It’s official. There is no escaping this one, guys. With words like the “The Great Lockdown” headlining the IMF Blog and followed by: “Worst Economic Downturn Since The Great Depression”, it looks like pandemonium will follow the Corona Pandemic.
But for those in the GCC, there is some good news.
First the numbers.
It’s going to feel like arrows raining down, and some of them really hurt.
The new from the US, the number one economy in the world and a barometer of things to come, is devastating.
JPMorgan cut its second-quarter US GDP forecast even more, with its economists now foreseeing a 40% decline. Morgan Stanley expects GDP to fall 38%.
Over 22 million Americans have filed for unemployment benefits in the last 4 weeks.
JPMorgan says virus could cost world at least $5.5 trillion in lost output, equal to almost 8% of global GDP.
Gita Gopinath, the IMF’s chief economist, said the crisis could knock $9 trillion (£7.2 trillion) off global GDP over the next two years.
The IMF expects the eurozone economy to shrink by 7.5 percent in 2020, and to rise by 4.7 percent in 2021.

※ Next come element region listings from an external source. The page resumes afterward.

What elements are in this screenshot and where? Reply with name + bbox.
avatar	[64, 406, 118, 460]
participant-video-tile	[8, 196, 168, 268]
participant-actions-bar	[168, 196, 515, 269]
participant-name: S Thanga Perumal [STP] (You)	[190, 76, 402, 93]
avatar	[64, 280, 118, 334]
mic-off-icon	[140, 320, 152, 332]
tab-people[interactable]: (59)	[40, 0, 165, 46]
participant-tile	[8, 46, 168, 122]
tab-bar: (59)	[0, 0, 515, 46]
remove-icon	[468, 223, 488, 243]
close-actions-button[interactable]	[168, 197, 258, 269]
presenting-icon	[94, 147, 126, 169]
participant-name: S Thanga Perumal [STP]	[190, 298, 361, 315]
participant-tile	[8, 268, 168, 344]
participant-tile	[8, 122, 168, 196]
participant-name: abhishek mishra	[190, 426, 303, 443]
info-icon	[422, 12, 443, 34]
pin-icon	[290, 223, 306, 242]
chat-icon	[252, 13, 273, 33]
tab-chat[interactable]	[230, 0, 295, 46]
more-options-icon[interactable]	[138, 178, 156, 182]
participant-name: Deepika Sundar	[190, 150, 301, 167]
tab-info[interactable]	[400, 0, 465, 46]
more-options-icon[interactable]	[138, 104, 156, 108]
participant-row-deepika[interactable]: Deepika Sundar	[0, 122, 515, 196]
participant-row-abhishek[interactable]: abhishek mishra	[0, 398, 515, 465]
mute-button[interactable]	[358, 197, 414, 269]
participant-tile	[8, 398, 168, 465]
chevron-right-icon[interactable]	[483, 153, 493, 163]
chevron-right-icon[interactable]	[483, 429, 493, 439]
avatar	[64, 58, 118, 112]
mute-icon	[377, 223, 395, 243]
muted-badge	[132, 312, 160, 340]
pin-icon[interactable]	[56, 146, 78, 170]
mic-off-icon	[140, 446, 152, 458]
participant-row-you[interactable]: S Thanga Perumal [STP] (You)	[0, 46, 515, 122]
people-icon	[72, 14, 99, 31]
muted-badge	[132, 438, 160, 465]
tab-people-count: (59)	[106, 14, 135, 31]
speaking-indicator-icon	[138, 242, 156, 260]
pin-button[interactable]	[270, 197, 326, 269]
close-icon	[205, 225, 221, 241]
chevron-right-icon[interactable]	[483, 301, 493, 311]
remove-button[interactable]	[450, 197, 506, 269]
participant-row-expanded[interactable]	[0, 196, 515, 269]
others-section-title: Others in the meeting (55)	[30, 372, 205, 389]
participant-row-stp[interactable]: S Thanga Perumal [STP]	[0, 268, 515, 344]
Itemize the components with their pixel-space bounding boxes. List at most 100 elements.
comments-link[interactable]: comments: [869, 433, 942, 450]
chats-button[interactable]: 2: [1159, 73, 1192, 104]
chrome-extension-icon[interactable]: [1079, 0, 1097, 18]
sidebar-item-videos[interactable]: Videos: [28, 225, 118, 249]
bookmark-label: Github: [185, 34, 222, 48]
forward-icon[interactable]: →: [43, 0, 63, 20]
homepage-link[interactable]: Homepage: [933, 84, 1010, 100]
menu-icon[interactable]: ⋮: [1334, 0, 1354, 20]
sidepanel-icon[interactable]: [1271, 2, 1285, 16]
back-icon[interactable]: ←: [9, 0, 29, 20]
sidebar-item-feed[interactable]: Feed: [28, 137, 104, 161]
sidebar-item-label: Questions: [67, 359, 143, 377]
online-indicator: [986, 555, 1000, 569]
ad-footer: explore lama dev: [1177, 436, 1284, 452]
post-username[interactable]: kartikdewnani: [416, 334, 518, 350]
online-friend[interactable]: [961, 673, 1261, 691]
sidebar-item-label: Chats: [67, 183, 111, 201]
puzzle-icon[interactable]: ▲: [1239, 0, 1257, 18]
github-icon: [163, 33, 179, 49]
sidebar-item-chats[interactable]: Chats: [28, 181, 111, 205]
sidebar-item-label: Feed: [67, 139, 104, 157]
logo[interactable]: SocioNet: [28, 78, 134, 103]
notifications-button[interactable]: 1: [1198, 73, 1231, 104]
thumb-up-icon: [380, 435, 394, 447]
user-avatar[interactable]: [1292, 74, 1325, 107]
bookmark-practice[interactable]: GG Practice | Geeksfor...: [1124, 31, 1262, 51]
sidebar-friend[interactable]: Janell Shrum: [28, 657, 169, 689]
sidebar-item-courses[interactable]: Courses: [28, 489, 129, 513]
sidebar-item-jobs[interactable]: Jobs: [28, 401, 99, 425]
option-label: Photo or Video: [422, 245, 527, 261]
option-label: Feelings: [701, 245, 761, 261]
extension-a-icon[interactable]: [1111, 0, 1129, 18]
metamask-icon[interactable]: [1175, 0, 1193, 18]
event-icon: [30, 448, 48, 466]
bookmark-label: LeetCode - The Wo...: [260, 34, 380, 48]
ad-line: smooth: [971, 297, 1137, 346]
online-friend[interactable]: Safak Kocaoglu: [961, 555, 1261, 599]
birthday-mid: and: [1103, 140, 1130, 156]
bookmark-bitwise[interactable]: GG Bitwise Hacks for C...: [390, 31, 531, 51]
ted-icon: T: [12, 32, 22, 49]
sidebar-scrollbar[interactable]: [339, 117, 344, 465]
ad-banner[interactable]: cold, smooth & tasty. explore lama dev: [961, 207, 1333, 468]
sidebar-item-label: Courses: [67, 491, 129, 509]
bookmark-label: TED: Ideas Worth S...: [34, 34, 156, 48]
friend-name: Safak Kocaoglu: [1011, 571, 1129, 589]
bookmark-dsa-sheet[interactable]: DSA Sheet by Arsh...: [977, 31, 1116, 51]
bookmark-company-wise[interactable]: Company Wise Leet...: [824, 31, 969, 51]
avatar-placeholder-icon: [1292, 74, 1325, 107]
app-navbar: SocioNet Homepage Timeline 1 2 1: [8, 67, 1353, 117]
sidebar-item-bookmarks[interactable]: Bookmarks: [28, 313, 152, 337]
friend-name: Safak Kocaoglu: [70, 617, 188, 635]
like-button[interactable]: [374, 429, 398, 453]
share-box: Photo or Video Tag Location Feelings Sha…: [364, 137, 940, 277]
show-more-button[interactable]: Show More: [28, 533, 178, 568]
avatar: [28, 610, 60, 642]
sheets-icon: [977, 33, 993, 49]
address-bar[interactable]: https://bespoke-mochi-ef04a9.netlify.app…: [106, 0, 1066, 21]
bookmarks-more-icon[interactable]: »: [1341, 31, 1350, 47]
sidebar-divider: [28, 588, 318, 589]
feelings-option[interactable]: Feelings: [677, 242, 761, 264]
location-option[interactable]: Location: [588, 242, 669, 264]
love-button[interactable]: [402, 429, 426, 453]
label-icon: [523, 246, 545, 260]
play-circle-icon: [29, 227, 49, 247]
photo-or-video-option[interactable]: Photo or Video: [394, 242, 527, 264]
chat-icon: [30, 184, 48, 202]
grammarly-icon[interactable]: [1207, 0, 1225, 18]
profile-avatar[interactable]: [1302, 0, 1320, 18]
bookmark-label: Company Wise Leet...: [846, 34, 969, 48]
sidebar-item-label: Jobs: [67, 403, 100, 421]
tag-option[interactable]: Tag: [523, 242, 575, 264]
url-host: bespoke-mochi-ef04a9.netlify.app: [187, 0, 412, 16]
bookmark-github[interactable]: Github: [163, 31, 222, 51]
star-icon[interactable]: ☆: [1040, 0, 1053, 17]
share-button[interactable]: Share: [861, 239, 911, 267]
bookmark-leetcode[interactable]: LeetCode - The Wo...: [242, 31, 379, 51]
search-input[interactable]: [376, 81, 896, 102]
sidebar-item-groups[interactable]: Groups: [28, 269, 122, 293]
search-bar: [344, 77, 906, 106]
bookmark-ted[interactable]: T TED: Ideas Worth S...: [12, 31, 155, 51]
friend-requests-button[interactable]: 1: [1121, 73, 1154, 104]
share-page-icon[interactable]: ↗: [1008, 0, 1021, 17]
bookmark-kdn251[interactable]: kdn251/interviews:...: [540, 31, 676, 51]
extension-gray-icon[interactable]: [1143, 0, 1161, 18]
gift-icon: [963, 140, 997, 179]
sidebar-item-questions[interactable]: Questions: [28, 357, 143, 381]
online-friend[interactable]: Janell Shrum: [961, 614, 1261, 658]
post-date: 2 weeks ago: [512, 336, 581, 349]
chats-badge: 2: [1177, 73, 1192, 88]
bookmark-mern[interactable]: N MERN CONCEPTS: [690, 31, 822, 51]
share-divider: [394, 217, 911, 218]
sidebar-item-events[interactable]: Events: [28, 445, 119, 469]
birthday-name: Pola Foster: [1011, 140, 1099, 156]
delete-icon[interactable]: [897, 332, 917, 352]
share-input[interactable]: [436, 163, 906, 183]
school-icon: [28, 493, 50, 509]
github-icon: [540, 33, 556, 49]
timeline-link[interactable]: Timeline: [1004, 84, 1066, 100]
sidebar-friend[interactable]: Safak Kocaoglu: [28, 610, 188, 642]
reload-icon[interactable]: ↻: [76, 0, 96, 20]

More than 1 billion workers are at high risk of a pay cut or losing their job, according to the International Labor Organization. Lockdowns are affecting almost 2.7 billion workers with 38% of the global workforce being extremely vulnerable, mainly in the hotel, food service, manufacturing and retail industries.
An oily mess
The global oil industry suffers from disappearing demand, oversupply, and unprecedented glut of crude.
WTI plunged to below $20 from around $60 per barrel at the start of the year. Brent is below $30.
The International Energy Agency (IEA) said in April alone, demand will be down 29 million barrels per day from a year ago.
Countries including China and the U.S. are considering filling massive underground storage caverns with crude, taking advantage of low prices and helping relieve the pressure on other storage and transport systems. Tankers, usually used to transport oil around the world, can also be used as floating storage, and they are.
Light at the tunnel’s end
The IMF expects global growth to rebound to 5.8% next year if the pandemic fades in the second half of 2020.
In an optimistic scenario, the WTO forecasts merchandise trade may fall 13% in 2020 and rebound 21% in 2021, while in a pessimistic case volumes could drop by as much as 32% before increasing 24% next year.
The World Bank is prepared to spend up to $160 billion over the next 15 months to support the “economic rebuilding that needs to be done” because of the pandemic, according to World Bank President David Malpass telling CNBC on Wednesday.
Regionally, Lebanon, is expected to have one of the worst-performing economies in 2020, declining by 12%.
But the report expects Egypt will be the only Arab country to register economic growth, which is expected to be 2% in 2020 and to jump to 2.8% in 2021.
The Saudi Arabian economy is expected to decline by 2.3% in 2020, and to grow next year by 2.9%.
The IMF expected a similar situation for the UAE, saying that its economy will contract in 2020 by 3.5%, and will rise 3.3% percent in 2021.
Kuwait will only experience a drop of 1.1%.
Across the MENA region as a whole, the decline is set to be 3.3%, some 5.9% points lower than forecast by the IMF in its previous World Economic Outlook in January.
However, most of the Gulf countries have enough financial firepower to cope with the challenges they now face, according to Forbes.
In a recent research note, Ahmed Esam, assistant economist at Oxford Economics, said “GCC countries, with the exception of Bahrain due to its affected manufacturing sector, are the most resilient in the MENA region to structural shocks owing to their stronger economic positions. North African countries, as well as Jordan and Lebanon, are the most vulnerable.”
Esam pointed out that GCC economies have better-equipped healthcare systems to handle outbreaks of the virus.